1775Né à Londres d'un père coiffeur étudie à l'école de Margate où il acquit la passion de la mer1788 Turner entre chez thomas Malton qui lui enseigne les rudiments du dessin.puis chez le Dr Monro où il rencontre Girtin. Les 2 amis voyageront dans le Pays de Galles et dans le district Lakes et en Écosse.1790 Expose à la Royal academy Le palais archiépiscopal à Lambeth1793Reçoit une commande du graveur J.Walker qui lui permet de prendre un atelier.1802 Élu membre de la Royal academy1807 commence la publication du recueil liber studiorum composé de tous les genres de paysages peints par Turner et reproduits par lui et par ses élèves à la pointe sèche et à l'aquatinte.1803-1815 visite en détail le devonshire et d'autres contrées anglaises en temps de guerre napoléonienne1818Part pour la Belgique, la Hollande et la vallée du rhin et l'Italie. S'enthousiasme pour Venise et pour la peinture vénitienne.1830 mort de son père. réalise une série de gravures des ports d'Angleterre.1830-1840 peint de nombreuses marines; Expose le vaisseau de guerre"téméraire"remorqué à son dernier mouillage pour être démoli1851 mort de Turner sous le nom de "Both". Il avait disparu aux yeux des siens.On ne le découvrit dans sa retraite la veille de sa mort

L'anecdote du tableau "rain, steam and speed"
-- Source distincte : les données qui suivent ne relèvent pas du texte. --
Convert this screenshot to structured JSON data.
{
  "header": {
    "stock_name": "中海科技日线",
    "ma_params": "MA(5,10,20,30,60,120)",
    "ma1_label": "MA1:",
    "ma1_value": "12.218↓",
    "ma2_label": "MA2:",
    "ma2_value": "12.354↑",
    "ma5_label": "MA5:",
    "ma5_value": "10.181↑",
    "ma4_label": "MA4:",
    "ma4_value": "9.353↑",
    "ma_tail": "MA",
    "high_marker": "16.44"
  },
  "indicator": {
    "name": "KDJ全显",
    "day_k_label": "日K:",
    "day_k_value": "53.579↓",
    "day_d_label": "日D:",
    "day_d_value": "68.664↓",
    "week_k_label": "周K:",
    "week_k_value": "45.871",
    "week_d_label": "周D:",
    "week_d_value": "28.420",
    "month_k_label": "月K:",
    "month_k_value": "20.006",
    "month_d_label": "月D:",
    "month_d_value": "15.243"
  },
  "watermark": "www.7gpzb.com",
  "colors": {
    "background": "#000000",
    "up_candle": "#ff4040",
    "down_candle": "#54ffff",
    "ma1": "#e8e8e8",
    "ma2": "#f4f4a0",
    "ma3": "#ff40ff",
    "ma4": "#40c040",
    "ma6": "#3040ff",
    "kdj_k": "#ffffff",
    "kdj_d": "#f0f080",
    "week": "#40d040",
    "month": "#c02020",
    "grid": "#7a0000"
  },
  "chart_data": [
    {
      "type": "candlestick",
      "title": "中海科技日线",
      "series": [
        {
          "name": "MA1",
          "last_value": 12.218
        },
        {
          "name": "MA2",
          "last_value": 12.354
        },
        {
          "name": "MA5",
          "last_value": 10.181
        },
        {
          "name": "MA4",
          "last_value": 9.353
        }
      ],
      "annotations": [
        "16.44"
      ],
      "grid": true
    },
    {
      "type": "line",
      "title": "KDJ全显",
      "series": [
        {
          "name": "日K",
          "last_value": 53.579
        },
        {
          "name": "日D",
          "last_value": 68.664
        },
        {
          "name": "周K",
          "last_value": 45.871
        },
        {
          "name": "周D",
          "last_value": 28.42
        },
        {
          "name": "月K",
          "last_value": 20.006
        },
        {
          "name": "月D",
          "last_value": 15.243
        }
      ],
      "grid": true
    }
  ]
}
Dans son très beau livre, Landscape into Art, Sir Kenneth Clark, à propos du tableau célèbre Pluie, Vapeur et Vitesse (1844) où Turner a représenté un train filant sur un pont dans la pluie et le brouillard, rapporte l'intéressante aventure d'une certaine Mrs Simon. Elle avait été surprise, au cours d'un voyage en chemin de fer, de voir un vieux monsieur mettre la tête hors de la portière pendant une terrible averse, demeurer là une dizaine de minutes, puis rentrer sa tête ruisselante et rester assis les yeux fermés pendant un quart d'heure. La jeune femme intriguée en ayant fait autant, avait eu la tête inondée de pluie, mais avait pu contempler un spectacle inoubliable. Au Salon suivant, elle vit la toile « Rain, Steam and Speed »; et entendant quelqu'un dire auprès d'elle avec une moue amusée : « Toujours le même, ce Turner l Qui a jamais vu une bouillie pareille? — Moi, dit-elle, moi je l'ai vue ». Ainsi donc, plutôt que de rêves, d'hallucinations, d'interprétations délirantes, je crois qu'il faut parler, avec Turner, d'une mémoire prodigieusement, peut-être anormalement exercée et précise, d'un génie capable de regrouper, de recréer en synthèses neuves, significatives, des souvenirs de choses vues.

 Le bateau glisse vers son tombeau

En 1838 fut exposé Le vaisseau de guerre « Le Téméraire » remorqué à son dernier mouillage pour être démoli. Le Téméraire, navire qui avait glorieusement combattu à Trafalgar, venait d'être condamné à la démolition : c'est ce qu'expliquait une longue notice insérée dans le Catalogue du Salon, pour marquer l'intérêt sentimental du tableau. Et ceci évidemment nous mène loin de ce que Constable entendait par le « sentiment » d'un paysage : on a pu reprocher à Turner sa fréquente recherche de l'effet théâtral. Mais c'est justement ce sentimentalisme littéraire qui lui attirait l'admiration des foules stupéfaites, celle aussi de ce grand littérateur de la peinture que fut Ruskin. Car Ruskin a écrit une page de belle prose poétique sur ce tableau, « le plus pathétique qui ait jamais été peint... le vaisseau glisse vers son tombeau... Jamais plus le soleil couchant ne posera sur lui sa robe d'or, jamais plus la lueur des étoiles ne tremblera sur les vagues que sépare son étrave... ». Heureusement ici encore le tableau offre à notre admiration autre chose que cette anecdote : sans même connaître le sujet, le spectateur ne peut qu'être frappé par l'étrange beauté de ce voilier tiré par son remorqueur.Ce qui est pathétique, en dehors de toute idée de mort du navire, ce sont les éclatantes lueurs et les ombres profondes du couchant sur la mer, les reflets de la mâture, et les grandes traces d'or, de pourpre et de noir dans le ciel et sur les eaux.